Jackie K.

The last couple of weeks have been quite hard going domestically with a very serious medical diagnosis in a close relative. So I feel v tired emotionally and it is hard to be very developmentally creative. But what I have thought about this morning is how the work we have done over the last few weeks have helped.

My rebel ensures I still find some time to get into my sewing room and my internal committee does not stop me and say I should be doing things for others – indeed I know I MUST find a bit of time for this as it makes me more robust for the other things. But I also know that it does not matter if I don’t have a grand plan when I go in to the studio for what I will do – just being there is the key and I can tidy or potter and see where it takes me.
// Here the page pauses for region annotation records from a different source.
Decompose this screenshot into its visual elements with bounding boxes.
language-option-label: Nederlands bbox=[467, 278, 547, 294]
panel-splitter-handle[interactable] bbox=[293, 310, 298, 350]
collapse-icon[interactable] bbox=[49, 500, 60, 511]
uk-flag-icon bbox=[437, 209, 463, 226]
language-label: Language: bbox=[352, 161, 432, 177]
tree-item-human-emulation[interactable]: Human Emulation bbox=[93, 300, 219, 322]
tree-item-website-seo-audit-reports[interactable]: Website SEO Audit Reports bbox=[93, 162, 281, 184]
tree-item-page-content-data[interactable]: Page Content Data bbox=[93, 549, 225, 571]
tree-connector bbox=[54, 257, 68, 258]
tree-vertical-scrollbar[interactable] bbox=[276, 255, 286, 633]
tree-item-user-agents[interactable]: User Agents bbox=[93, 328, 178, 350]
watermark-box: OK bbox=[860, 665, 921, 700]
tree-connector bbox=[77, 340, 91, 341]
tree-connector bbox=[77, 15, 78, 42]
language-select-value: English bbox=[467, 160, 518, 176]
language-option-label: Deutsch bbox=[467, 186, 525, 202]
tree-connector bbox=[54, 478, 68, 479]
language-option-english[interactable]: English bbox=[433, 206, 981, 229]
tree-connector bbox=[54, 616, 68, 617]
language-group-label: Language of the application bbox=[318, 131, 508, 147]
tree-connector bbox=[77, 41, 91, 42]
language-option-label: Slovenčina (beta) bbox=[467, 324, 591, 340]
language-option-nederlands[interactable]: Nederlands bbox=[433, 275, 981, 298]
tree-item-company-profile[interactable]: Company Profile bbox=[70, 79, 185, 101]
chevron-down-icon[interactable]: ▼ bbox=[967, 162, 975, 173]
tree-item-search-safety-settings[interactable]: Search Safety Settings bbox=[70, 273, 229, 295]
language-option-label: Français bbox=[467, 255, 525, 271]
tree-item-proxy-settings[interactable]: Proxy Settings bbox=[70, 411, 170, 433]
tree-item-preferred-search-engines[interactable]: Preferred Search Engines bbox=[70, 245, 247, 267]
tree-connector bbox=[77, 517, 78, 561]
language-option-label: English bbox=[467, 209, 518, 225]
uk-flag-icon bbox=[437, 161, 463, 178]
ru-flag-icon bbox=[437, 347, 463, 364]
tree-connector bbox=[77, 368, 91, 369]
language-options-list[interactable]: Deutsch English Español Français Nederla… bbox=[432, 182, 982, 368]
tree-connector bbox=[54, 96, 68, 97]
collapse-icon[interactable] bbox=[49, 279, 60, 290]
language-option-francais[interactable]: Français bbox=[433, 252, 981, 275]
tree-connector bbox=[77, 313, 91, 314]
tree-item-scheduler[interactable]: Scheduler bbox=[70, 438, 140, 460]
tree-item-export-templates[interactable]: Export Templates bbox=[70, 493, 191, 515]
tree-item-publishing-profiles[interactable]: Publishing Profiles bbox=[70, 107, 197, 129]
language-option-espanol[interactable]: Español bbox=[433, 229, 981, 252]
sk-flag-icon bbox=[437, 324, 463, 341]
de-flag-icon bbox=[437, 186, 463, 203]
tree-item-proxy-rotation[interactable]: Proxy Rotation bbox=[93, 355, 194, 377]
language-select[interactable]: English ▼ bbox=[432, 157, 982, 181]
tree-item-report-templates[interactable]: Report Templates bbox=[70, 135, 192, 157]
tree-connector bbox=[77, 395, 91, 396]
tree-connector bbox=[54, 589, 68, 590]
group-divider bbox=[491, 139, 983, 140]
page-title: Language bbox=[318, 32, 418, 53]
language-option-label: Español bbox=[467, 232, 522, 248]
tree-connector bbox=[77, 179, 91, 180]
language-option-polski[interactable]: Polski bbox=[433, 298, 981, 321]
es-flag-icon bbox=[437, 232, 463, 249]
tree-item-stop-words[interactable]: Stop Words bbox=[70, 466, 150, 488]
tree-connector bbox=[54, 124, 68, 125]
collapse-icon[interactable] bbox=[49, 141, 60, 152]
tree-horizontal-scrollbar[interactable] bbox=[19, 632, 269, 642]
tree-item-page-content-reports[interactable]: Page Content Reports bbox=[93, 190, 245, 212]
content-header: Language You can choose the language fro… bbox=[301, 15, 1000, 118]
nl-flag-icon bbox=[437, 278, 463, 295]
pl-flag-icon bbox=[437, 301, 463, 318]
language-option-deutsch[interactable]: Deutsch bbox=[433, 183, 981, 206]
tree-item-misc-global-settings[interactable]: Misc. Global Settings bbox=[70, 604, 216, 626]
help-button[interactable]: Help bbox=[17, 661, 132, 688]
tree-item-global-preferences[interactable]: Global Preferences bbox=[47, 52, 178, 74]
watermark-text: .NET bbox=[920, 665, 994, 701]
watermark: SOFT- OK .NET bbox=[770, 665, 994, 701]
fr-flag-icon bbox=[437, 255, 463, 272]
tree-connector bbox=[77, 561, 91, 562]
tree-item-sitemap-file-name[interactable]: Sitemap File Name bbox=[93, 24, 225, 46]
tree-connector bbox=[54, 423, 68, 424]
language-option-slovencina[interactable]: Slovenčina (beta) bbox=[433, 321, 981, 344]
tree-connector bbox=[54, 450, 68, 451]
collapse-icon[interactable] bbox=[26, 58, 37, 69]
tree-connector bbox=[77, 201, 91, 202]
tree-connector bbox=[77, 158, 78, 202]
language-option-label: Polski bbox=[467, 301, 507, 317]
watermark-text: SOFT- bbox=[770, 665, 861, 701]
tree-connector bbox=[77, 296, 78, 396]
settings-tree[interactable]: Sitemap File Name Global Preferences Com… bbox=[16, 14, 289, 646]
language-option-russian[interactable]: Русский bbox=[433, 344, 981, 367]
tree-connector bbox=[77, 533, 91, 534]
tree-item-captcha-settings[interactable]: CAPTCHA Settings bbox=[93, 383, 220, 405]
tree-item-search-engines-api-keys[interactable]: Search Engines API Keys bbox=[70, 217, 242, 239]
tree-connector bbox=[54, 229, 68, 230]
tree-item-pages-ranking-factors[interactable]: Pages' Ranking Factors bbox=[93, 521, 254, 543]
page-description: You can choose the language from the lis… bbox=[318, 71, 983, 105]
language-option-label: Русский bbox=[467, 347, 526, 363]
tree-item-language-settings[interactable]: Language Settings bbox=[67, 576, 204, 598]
Thinking about what I am good at and what I like doing has highlighted that as well as the more creative development I just enjoy stitching – especially free motion – and digitised embroidery – and also making things for others. Creatively I really like taking these things in usual directions but in the background of more creative stuff I often quilt up Linus quilts (for those who do not know these are quilts for sick children) to pass to a friend who is Linus rep. So when I am tired or just want something simple for my brain to do this is what I tackle. And remember a few weeks ago we talked about clearing out things and I had that bag of old denim – well with my friend we thought I could cut up bit of those old jeans and stitch embroideries on (of cars – ones I bought for my son when he was small) and they can be made into fun children’s quilts.

So when my brain has been too tired I have been able to just be in the studio, set up my machine and get some stitching going. Sometimes I have not done much else but it has helped me relax and with that sometimes the energy to pick up more creatively has come. And I know that is OK – I just have to be there and go with things – no need to angst about making something more meaningful which will come at the right moment.